Women’s rights in Russia's North Caucasus: between “national traditions” and “ordinary” m urders

In February 2018, the European Court of Human Rights awarded €20,000 in compensation to Khava Bopkhoyeva from the village of Galashki in Ingushetia. Her daughter Zaira was 19 when she was taken to hospital and diagnosed as having been poisoned by “unknown substances”. The girl fell into a coma as a result of impaired oxygen flow to the brain.

A couple of months previously, Zaira had been bride-kidnapped on her way home from college. Though bride-kidnapping is banned – at least on paper – in Chechnya, it is still practised in Ingushetia and North Ossetia.
Honour killings are not a ubiquitous phenomenon, of course. But they do exist, and they’re justified on the basis of tradition, which renders any discussion around women’s rights absurd. Furthermore, there has been a recent tendency to make allowances for “national traditions” even in court, especially when it comes to post-divorce custody decisions. We’ve witnessed many cases of Ingush and Chechen women being forcibly separated from their children. So many, in fact, that one is tempted simply to focus on those where everything ended happily.

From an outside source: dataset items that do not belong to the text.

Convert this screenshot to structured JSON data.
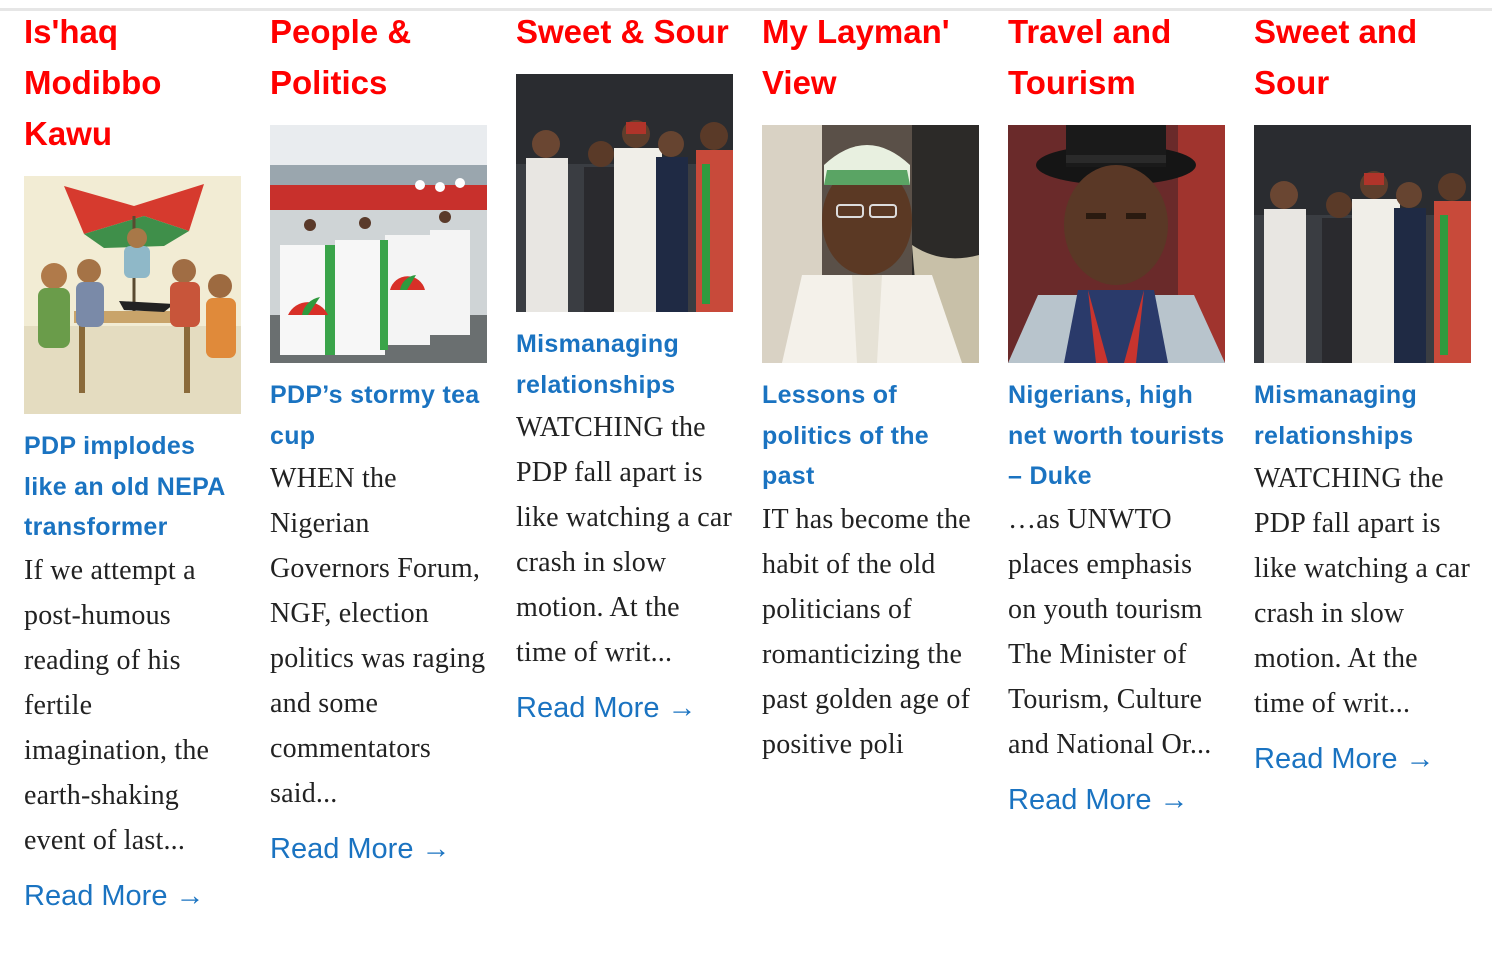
{
  "columns": [
    {
      "heading": "Is'haq Modibbo Kawu",
      "title": "PDP implodes like an old NEPA transformer",
      "excerpt": "If we attempt a post-humous reading of his fertile imagination, the earth-shaking event of last...",
      "read_more": "Read More →",
      "image": "cartoon-illustration"
    },
    {
      "heading": "People & Politics",
      "title": "PDP’s stormy tea cup",
      "excerpt": "WHEN the Nigerian Governors Forum, NGF, election politics was raging and some commentators said...",
      "read_more": "Read More →",
      "image": "convention-booths-photo"
    },
    {
      "heading": "Sweet & Sour",
      "title": "Mismanaging relationships",
      "excerpt": "WATCHING the PDP fall apart is like watching a car crash in slow motion. At the  time of writ...",
      "read_more": "Read More →",
      "image": "politicians-group-photo"
    },
    {
      "heading": "My Layman' View",
      "title": "Lessons of politics of the past",
      "excerpt": "IT has become the habit of the old politicians of romanticizing the past golden age of positive poli",
      "read_more": "",
      "image": "politician-portrait-photo"
    },
    {
      "heading": "Travel and Tourism",
      "title": "Nigerians, high net worth tourists – Duke",
      "excerpt": "…as UNWTO places emphasis on youth tourism The Minister of Tourism, Culture and National Or...",
      "read_more": "Read More →",
      "image": "minister-portrait-photo"
    },
    {
      "heading": "Sweet and Sour",
      "title": "Mismanaging relationships",
      "excerpt": "WATCHING the PDP fall apart is like watching a car crash in slow motion. At the  time of writ...",
      "read_more": "Read More →",
      "image": "politicians-group-photo"
    }
  ],
  "colors": {
    "heading": "#ff0000",
    "link": "#1a73c1",
    "text": "#222222"
  }
}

Having reviewed Elita Magomadova’s appeal, the European Court of Human Rights ruled in April 2018 that her right to family life had been violated and awarded her €15,000 in compensation for moral damages. This marks the first time that a case concerning familial relations in Chechnya has been resolved in such a senior court.

Elita’s son was returned to her only in 2016, three years after the boy was kidnapped and relocated from Moscow to Chechnya by her ex-husband.

Elita did her best to put up a fight. But the Russian court ruled again and again that the child would remain with his father. Even after the latter was killed in a road accident, his relatives still refused to give the child back to her mother. Though Elita managed to win the case following numerous legal proceedings, the court bailiffs spread their arms in a gesture of helplessness: we cannot find the child! Desperate now, Elita appealed to the ECHR, which sent an inquiry to Russia. As was to be expected, however, our country failed to recognise that any rights violation had taken place. The court’s decision not to return the kidnapped child to her mother and leave him in the care of his father’s family was explained with reference to “the national idiosyncrasies of child-rearing in Chechen families”.